Given this superlative success of a quarter, Anthem’s current earnings guidance looks very guarded, argues Max Nisen for Bloomberg. Anthem’s forecast suggests earnings for the last three quarters of the year will decline relative to 2016. There are some quirks of the first quarter that could set up a drop-off in subsequent quarters. Anthem retroactively recognized some Medicaid revenue in the quarter.
If Anthem’s ACA business continues to hold up relatively well–not out of the question, given fine-tuning of the program and higher premiums Anthem is charging relative to last year–and if its government business keeps growing, then there’s substantial upside to the company’s forecast, Nisen says.
Anthem wasn’t the only firm to get an unexpected ACA boost in the first quarter. Centene Corp., another insurer with a heavy Medicaid presence and significant ACA commitment, announced earnings Tuesday (April 25, 2017) that also beat analyst expectations, thanks in part to lower-than-expected ACA costs.
There’s still plenty of risk for Anthem. Unknowns start with whether the new Obamacare enrollees may turn out to be sicker than expected or have a high drop-out rate. Plus the continuing political brawl pitting Trumpcare versus Obamacare could wax negative for the insurer. On the other hand, the company’s decision to stick with the ACA for now may pay off big time.
Anthem’s position on the ACA marketplaces is under a national microscope since the insurer is a major presence in 14 state exchanges, with nearly 1.6 million people enrolled in its ACA plans; currently, 302 counties in states including Georgia, Missouri and Ohio have only Anthem plans available on their marketplaces.
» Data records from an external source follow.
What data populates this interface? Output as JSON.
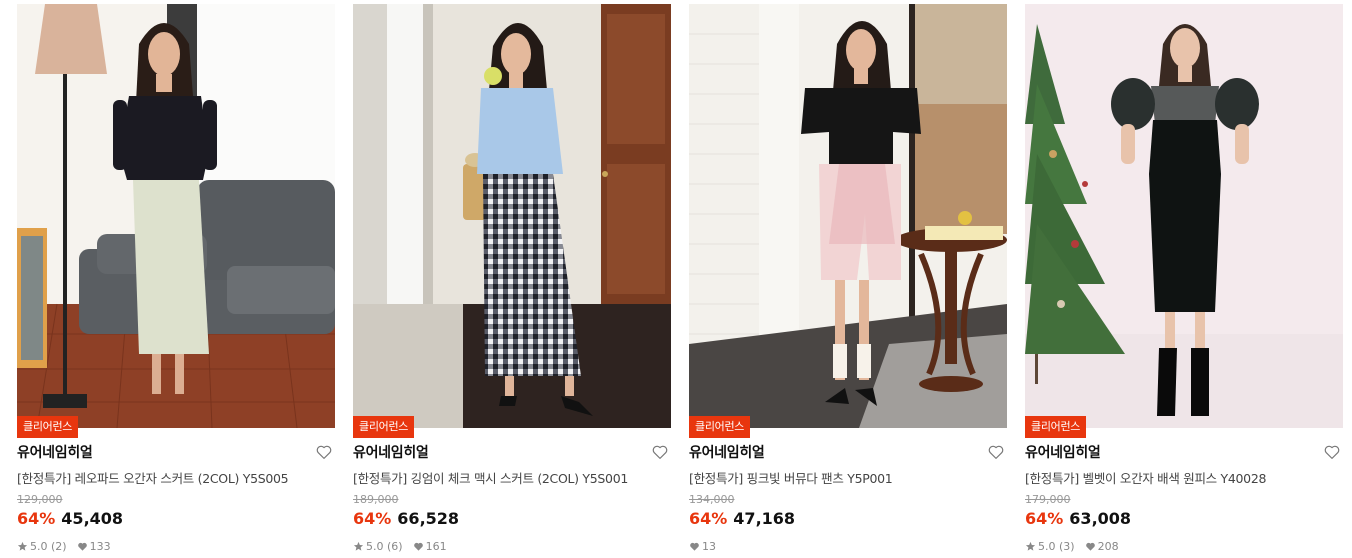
{
  "products": [
    {
      "badge": "클리어런스",
      "brand": "유어네임히얼",
      "title": "[한정특가] 레오파드 오간자 스커트 (2COL) Y5S005",
      "original_price": "129,000",
      "discount": "64%",
      "sale_price": "45,408",
      "rating": "5.0",
      "review_count": "(2)",
      "likes": "133",
      "photo": {
        "bg": "#f4f1ec",
        "wall": "#efeae2",
        "floor": "#8a3f26",
        "top_color": "#1b1a22",
        "bottom_color": "#dfe2cf",
        "prop": "sofa"
      }
    },
    {
      "badge": "클리어런스",
      "brand": "유어네임히얼",
      "title": "[한정특가] 깅엄이 체크 맥시 스커트 (2COL) Y5S001",
      "original_price": "189,000",
      "discount": "64%",
      "sale_price": "66,528",
      "rating": "5.0",
      "review_count": "(6)",
      "likes": "161",
      "photo": {
        "bg": "#ece8e2",
        "wall": "#e6e1d8",
        "floor": "#3a2a22",
        "top_color": "#a9c8e8",
        "bottom_color": "#2b2d3a",
        "prop": "door"
      }
    },
    {
      "badge": "클리어런스",
      "brand": "유어네임히얼",
      "title": "[한정특가] 핑크빛 버뮤다 팬츠 Y5P001",
      "original_price": "134,000",
      "discount": "64%",
      "sale_price": "47,168",
      "rating": "",
      "review_count": "",
      "likes": "13",
      "photo": {
        "bg": "#f0ece6",
        "wall": "#f6f4f0",
        "floor": "#4e4a48",
        "top_color": "#151515",
        "bottom_color": "#f0d3d3",
        "prop": "table"
      }
    },
    {
      "badge": "클리어런스",
      "brand": "유어네임히얼",
      "title": "[한정특가] 벨벳이 오간자 배색 원피스 Y40028",
      "original_price": "179,000",
      "discount": "64%",
      "sale_price": "63,008",
      "rating": "5.0",
      "review_count": "(3)",
      "likes": "208",
      "photo": {
        "bg": "#f3e9ec",
        "wall": "#f3e9ec",
        "floor": "#efe4e7",
        "top_color": "#0f1312",
        "bottom_color": "#0f1312",
        "prop": "tree"
      }
    }
  ],
  "colors": {
    "accent": "#e8360e",
    "muted": "#888888"
  },
  "icons": {
    "like": "heart-outline-icon",
    "star": "star-icon",
    "likes": "heart-filled-icon"
  }
}
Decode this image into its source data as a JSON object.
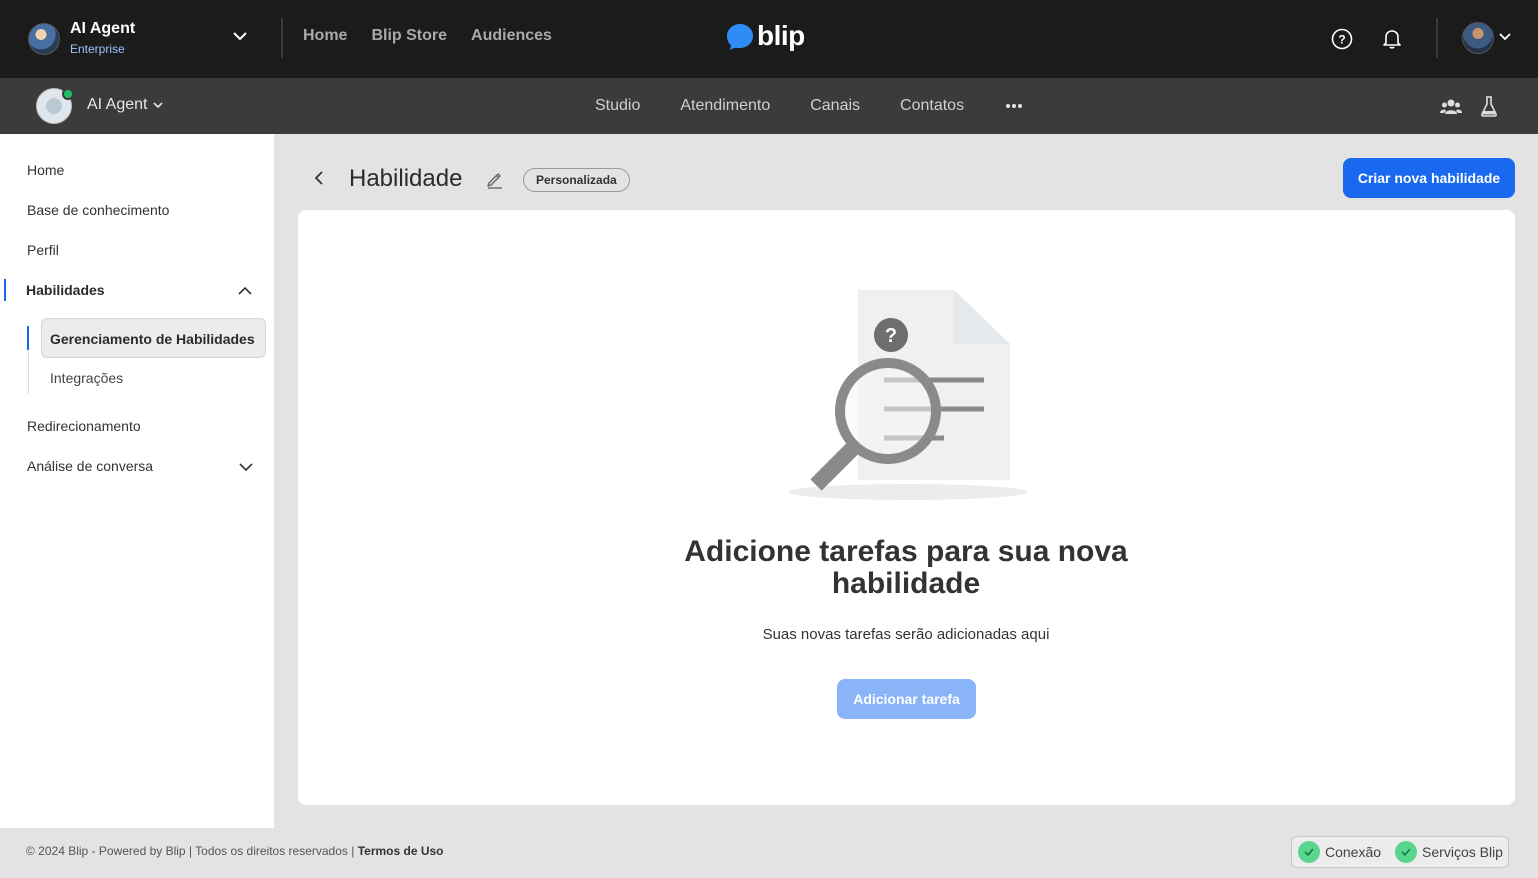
{
  "org": {
    "name": "AI Agent",
    "plan": "Enterprise"
  },
  "topnav": {
    "home": "Home",
    "store": "Blip Store",
    "audiences": "Audiences"
  },
  "logo": {
    "text": "blip"
  },
  "bot": {
    "name": "AI Agent"
  },
  "subnav": {
    "studio": "Studio",
    "atendimento": "Atendimento",
    "canais": "Canais",
    "contatos": "Contatos"
  },
  "sidebar": {
    "home": "Home",
    "base": "Base de conhecimento",
    "perfil": "Perfil",
    "habilidades": "Habilidades",
    "gerenciamento": "Gerenciamento de Habilidades",
    "integracoes": "Integrações",
    "redirecionamento": "Redirecionamento",
    "analise": "Análise de conversa"
  },
  "page": {
    "title": "Habilidade",
    "badge": "Personalizada",
    "create_button": "Criar nova habilidade"
  },
  "empty": {
    "title": "Adicione tarefas para sua nova habilidade",
    "subtitle": "Suas novas tarefas serão adicionadas aqui",
    "button": "Adicionar tarefa"
  },
  "footer": {
    "copyright": "© 2024 Blip - Powered by Blip | Todos os direitos reservados |",
    "terms": "Termos de Uso",
    "status1": "Conexão",
    "status2": "Serviços Blip"
  },
  "colors": {
    "primary": "#1968f0",
    "topbar": "#1b1b1b",
    "subbar": "#3b3b3b",
    "success": "#58d68d"
  }
}
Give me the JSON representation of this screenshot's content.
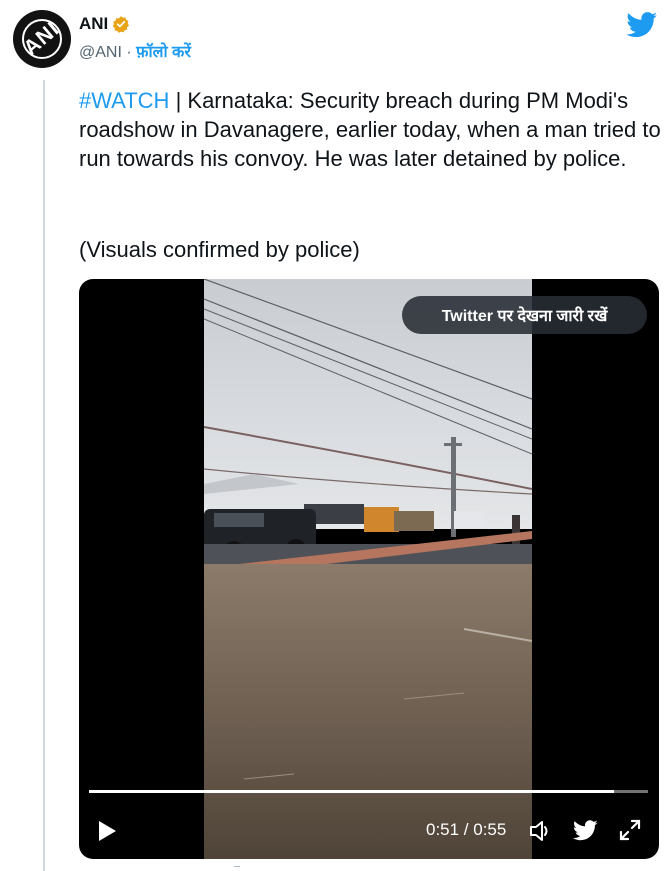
{
  "account": {
    "name": "ANI",
    "handle": "@ANI",
    "separator": " · ",
    "follow_label": "फ़ॉलो करें",
    "avatar_text": "ANI"
  },
  "tweet": {
    "hashtag": "#WATCH",
    "body": " | Karnataka: Security breach during PM Modi's roadshow in Davanagere, earlier today, when a man tried to run towards his convoy. He was later detained by police.",
    "note": "(Visuals confirmed by police)"
  },
  "video": {
    "watch_on_twitter": "Twitter पर देखना जारी रखें",
    "time": "0:51 / 0:55",
    "progress": 0.94
  },
  "colors": {
    "accent": "#1d9bf0",
    "verified": "#e8a317",
    "text": "#0f1419",
    "muted": "#536471"
  },
  "icons": [
    "verified-badge-icon",
    "twitter-bird-icon",
    "play-icon",
    "volume-icon",
    "twitter-icon",
    "expand-icon"
  ]
}
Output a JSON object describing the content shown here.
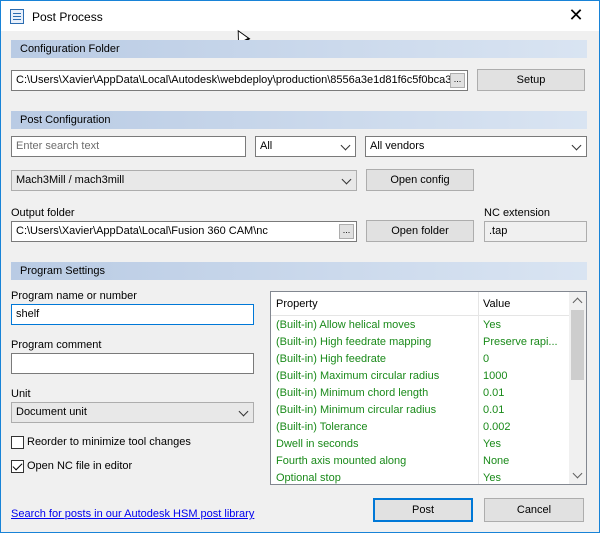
{
  "window": {
    "title": "Post Process"
  },
  "config_folder": {
    "header": "Configuration Folder",
    "path": "C:\\Users\\Xavier\\AppData\\Local\\Autodesk\\webdeploy\\production\\8556a3e1d81f6c5f0bca3",
    "browse_label": "...",
    "setup_label": "Setup"
  },
  "post_config": {
    "header": "Post Configuration",
    "search_placeholder": "Enter search text",
    "filter_value": "All",
    "vendor_value": "All vendors",
    "post_value": "Mach3Mill / mach3mill",
    "open_config_label": "Open config",
    "output_folder_label": "Output folder",
    "output_folder_path": "C:\\Users\\Xavier\\AppData\\Local\\Fusion 360 CAM\\nc",
    "open_folder_label": "Open folder",
    "nc_extension_label": "NC extension",
    "nc_extension_value": ".tap"
  },
  "program_settings": {
    "header": "Program Settings",
    "program_name_label": "Program name or number",
    "program_name_value": "shelf",
    "program_comment_label": "Program comment",
    "program_comment_value": "",
    "unit_label": "Unit",
    "unit_value": "Document unit",
    "reorder_label": "Reorder to minimize tool changes",
    "reorder_checked": false,
    "open_nc_label": "Open NC file in editor",
    "open_nc_checked": true
  },
  "properties": {
    "col_property": "Property",
    "col_value": "Value",
    "rows": [
      {
        "property": "(Built-in) Allow helical moves",
        "value": "Yes"
      },
      {
        "property": "(Built-in) High feedrate mapping",
        "value": "Preserve rapi..."
      },
      {
        "property": "(Built-in) High feedrate",
        "value": "0"
      },
      {
        "property": "(Built-in) Maximum circular radius",
        "value": "1000"
      },
      {
        "property": "(Built-in) Minimum chord length",
        "value": "0.01"
      },
      {
        "property": "(Built-in) Minimum circular radius",
        "value": "0.01"
      },
      {
        "property": "(Built-in) Tolerance",
        "value": "0.002"
      },
      {
        "property": "Dwell in seconds",
        "value": "Yes"
      },
      {
        "property": "Fourth axis mounted along",
        "value": "None"
      },
      {
        "property": "Optional stop",
        "value": "Yes"
      }
    ]
  },
  "footer": {
    "library_link": "Search for posts in our Autodesk HSM post library",
    "post_label": "Post",
    "cancel_label": "Cancel"
  },
  "colors": {
    "accent": "#0078d7",
    "property_text": "#1a8a1a",
    "link": "#0000ee"
  }
}
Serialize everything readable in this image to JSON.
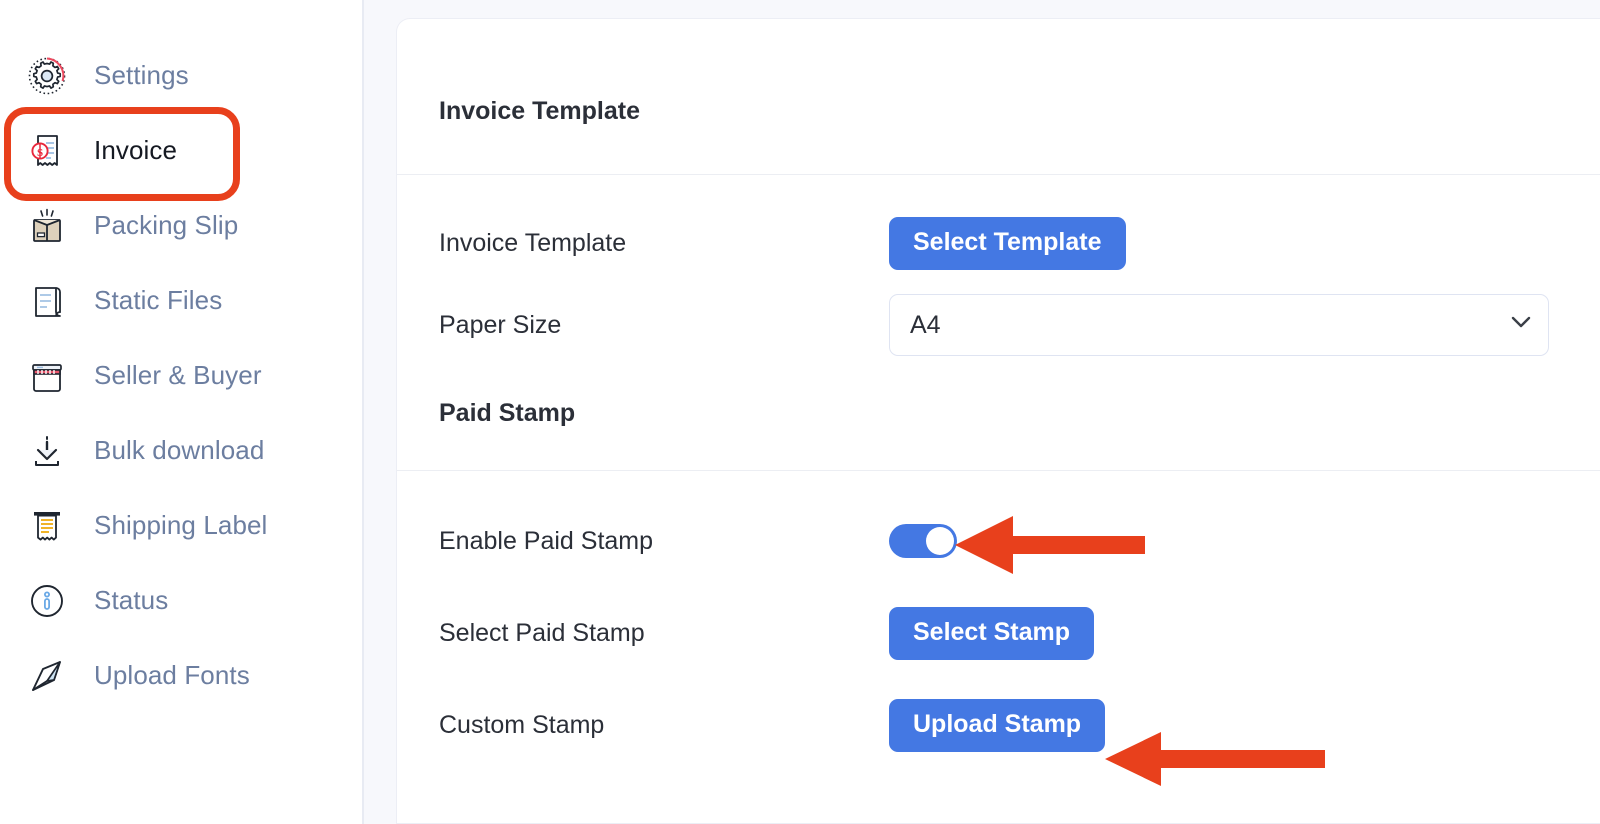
{
  "sidebar": {
    "items": [
      {
        "label": "Settings",
        "icon": "gear-icon",
        "active": false
      },
      {
        "label": "Invoice",
        "icon": "invoice-receipt-icon",
        "active": true
      },
      {
        "label": "Packing Slip",
        "icon": "open-box-icon",
        "active": false
      },
      {
        "label": "Static Files",
        "icon": "scroll-document-icon",
        "active": false
      },
      {
        "label": "Seller & Buyer",
        "icon": "storefront-icon",
        "active": false
      },
      {
        "label": "Bulk download",
        "icon": "download-arrow-icon",
        "active": false
      },
      {
        "label": "Shipping Label",
        "icon": "shipping-label-icon",
        "active": false
      },
      {
        "label": "Status",
        "icon": "info-circle-icon",
        "active": false
      },
      {
        "label": "Upload Fonts",
        "icon": "pen-nib-icon",
        "active": false
      }
    ]
  },
  "main": {
    "sections": [
      {
        "title": "Invoice Template",
        "rows": [
          {
            "label": "Invoice Template",
            "control": "button",
            "value": "Select Template"
          },
          {
            "label": "Paper Size",
            "control": "select",
            "value": "A4"
          }
        ]
      },
      {
        "title": "Paid Stamp",
        "rows": [
          {
            "label": "Enable Paid Stamp",
            "control": "toggle",
            "value": "on"
          },
          {
            "label": "Select Paid Stamp",
            "control": "button",
            "value": "Select Stamp"
          },
          {
            "label": "Custom Stamp",
            "control": "button",
            "value": "Upload Stamp"
          }
        ]
      }
    ]
  },
  "annotations": {
    "highlight_color": "#e8401c",
    "arrow_color": "#e8401c",
    "arrows": [
      {
        "name": "arrow-pointing-to-enable-paid-stamp-toggle",
        "direction": "left"
      },
      {
        "name": "arrow-pointing-to-upload-stamp-button",
        "direction": "left"
      }
    ]
  },
  "colors": {
    "accent_blue": "#4478e3",
    "sidebar_label": "#6c7ea0",
    "active_label": "#151922",
    "page_bg": "#f7f8fc",
    "card_bg": "#ffffff"
  }
}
So what do the analysts think, and what do the numbers tell us?
As of April 21, 2017, the consensus forecast among 24 polled investment analysts covering Anthem advises that the company will outperform the market. This has been the consensus forecast since the sentiment of investment analysts improved way back on May 24, 2014. The previous consensus had advised investors to hold their position.
1 YEAR CHANGE +21.73%
Share price forecast
The 17 analysts offering 12 month price targets for Anthem have a median target of $179, with a high estimate of $202 and a low estimate of $151. The median estimate represents an exact match with today’s closing price.
Anthem shares have risen 17% over the last three months compared with a 4% rise in the S&P 500.
In 2016, Anthem reported a dividend of $2.60, which represents a 4% increase over last year. The analysts covering the company expect a repeat of $2.60 for the upcoming fiscal year.
While there are plenty of imponderables that could drastically alter the operating environment for the insurer space, Anthem’s management is demonstrating a calmer, wiser growth and profit-directed skill set that is redounding to the benefit of its shareholders’ portfolios.
What, then, sets Anthem apart from its rivals? Could it lie in its nonprofit, Blue Cross roots where it learned how to manage the business that the for-profits routinely spurned? Perhaps.
The important point is that Anthem has demonstrated something that its rivals for the most part haven’t, namely, making a profit on Obamacare. And it’s now poised to control the lion’s share of that snubbed business.Steve's Take: I like the buy consensus for @AnthemInc as they are profiting from #Obamacare Click To Tweet
I like the Buy consensus of over a third of polled analysts, especially in light of these latest financial results, forward guidance and current healthcare political climate. When we see Anthem’s 2nd quarter results we’ll learn whose crystal ball got it right.